D’ailleurs, la situation évolue : avant, à l’école primaire, les compétences de base se limitaient à écrire, lire, calculer… Aujourd’hui, la capacité à comprendre des données commence à être reconnue comme une compétence-clé. Dès l’école primaire, on outille les élèves pour leur permettre de questionner l’info et de se l’approprier. Des expérimentations émergent un peu partout, pour former les enfants et le grand public. À Rennes, par exemple, il y a déjà eu quelques ateliers et même la mise en place d’un Infolab.

Que faut-il faire pour une bonne dataviz ?

Je dirais qu’il y a 3 étapes pour réaliser une dataviz dans les règles de l’art :

La première nécessite de bien cerner le message à faire passer. C’est un vrai travail d’investigation, qui se situe au niveau journalistique. Cela demande beaucoup de temps pour analyser les données, les confronter, en extraire l’essentiel.

La deuxième étape permet de rendre l’information visuelle. C’est le travail du designer, du graphiste, qui a analysé l’info et s’interroge sur la forme la plus pertinente pour la transmettre.

La dernière étape concerne les dataviz sur le Web et requiert souvent les compétences d’un développeur. Pour rendre une dataviz interactive, il faut avoir a minima avoir quelques notions de code.

Tu as créé Hellodata, une entreprise de visualisation de l’information. Quelles sont ses missions ?

Quand j’ai découvert la notion de dataviz, j’ai été aussitôt séduite. J’ai constaté que c’était un moyen intéressant pour expliquer de manière très simple les enjeux d’un débat, le positionnement des acteurs, l’évolution d’une situation, l’essentiel d’une problématique. La grande force de la dataviz, selon moi, c’est qu’elle incite à s’émanciper du positionnement des leaders d’opinion et à cultiver son propre point de vue, parce qu’on est directement en contact avec l’information.

hellodata

Avec Hello Data, je propose deux types de prestation :

L’une centrée sur l’autodiagnostic : le but est de mieux comprendre son environnement, de disposer d’un outil d’analyse supplémentaire et d’une aide à la décision.
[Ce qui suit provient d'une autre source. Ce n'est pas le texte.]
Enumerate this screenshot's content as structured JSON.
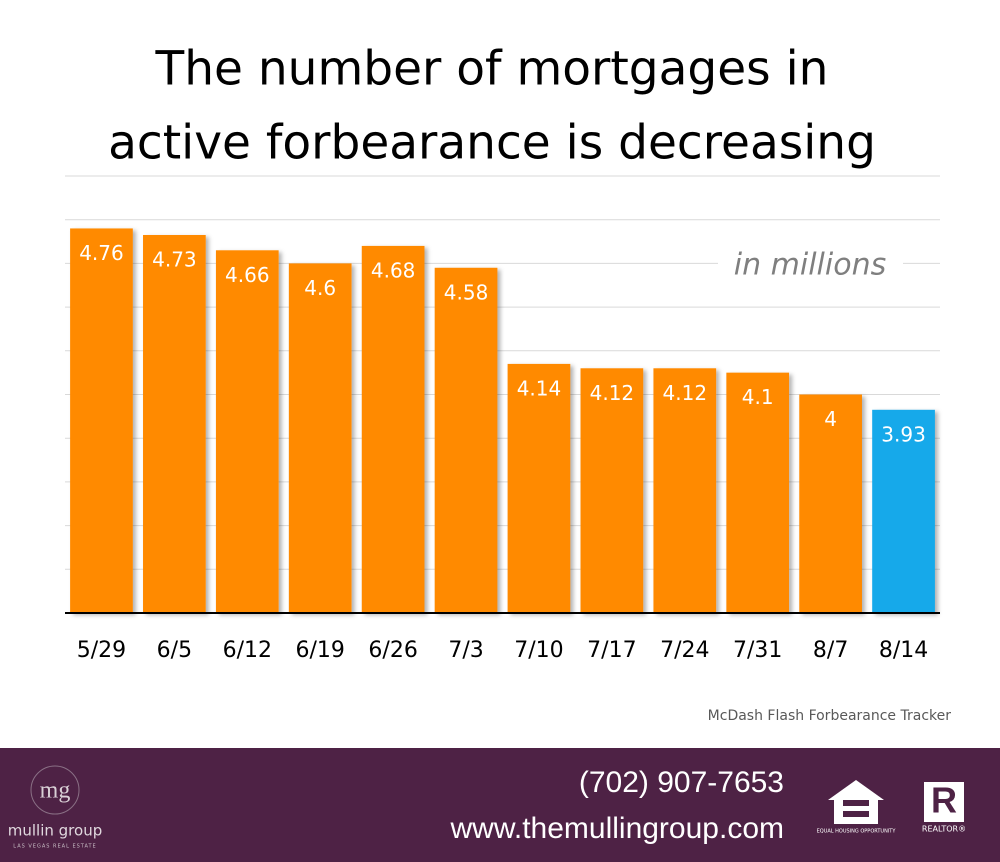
{
  "chart_data": {
    "type": "bar",
    "title": [
      "The number of mortgages in",
      "active forbearance is decreasing"
    ],
    "subtitle": "in millions",
    "categories": [
      "5/29",
      "6/5",
      "6/12",
      "6/19",
      "6/26",
      "7/3",
      "7/10",
      "7/17",
      "7/24",
      "7/31",
      "8/7",
      "8/14"
    ],
    "values": [
      4.76,
      4.73,
      4.66,
      4.6,
      4.68,
      4.58,
      4.14,
      4.12,
      4.12,
      4.1,
      4,
      3.93
    ],
    "colors": [
      "#ff8a00",
      "#ff8a00",
      "#ff8a00",
      "#ff8a00",
      "#ff8a00",
      "#ff8a00",
      "#ff8a00",
      "#ff8a00",
      "#ff8a00",
      "#ff8a00",
      "#ff8a00",
      "#12a9ea"
    ],
    "ylim": [
      3,
      5
    ],
    "yticks": [
      3,
      3.2,
      3.4,
      3.6,
      3.8,
      4,
      4.2,
      4.4,
      4.6,
      4.8,
      5
    ],
    "grid": true,
    "source": "McDash Flash Forbearance Tracker"
  },
  "footer": {
    "phone": "(702) 907-7653",
    "website": "www.themullingroup.com",
    "logo_mark": "mg",
    "logo_name": "mullin group",
    "logo_tagline": "LAS VEGAS REAL ESTATE",
    "equal_housing": "EQUAL HOUSING OPPORTUNITY",
    "realtor": "REALTOR®"
  }
}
L’autre centrée sur la communication : il s’agit de faire passer un message, à une cible spécifique, dans un contexte particulier.

Mais pour moi, la dataviz va au-delà de mon activité professionnelle, c’est aussi un engagement personnel concernant la démocratisation de l’accès à l’information. C’est lié à la volonté d’établir une communication plus transparente. Sur mon site je propose, par exemple, des liens vers quelques outils open-source ou gratuits pour tous ceux qui veulent s’y mettre.

Peux-tu nous partager l’une de tes réalisations ?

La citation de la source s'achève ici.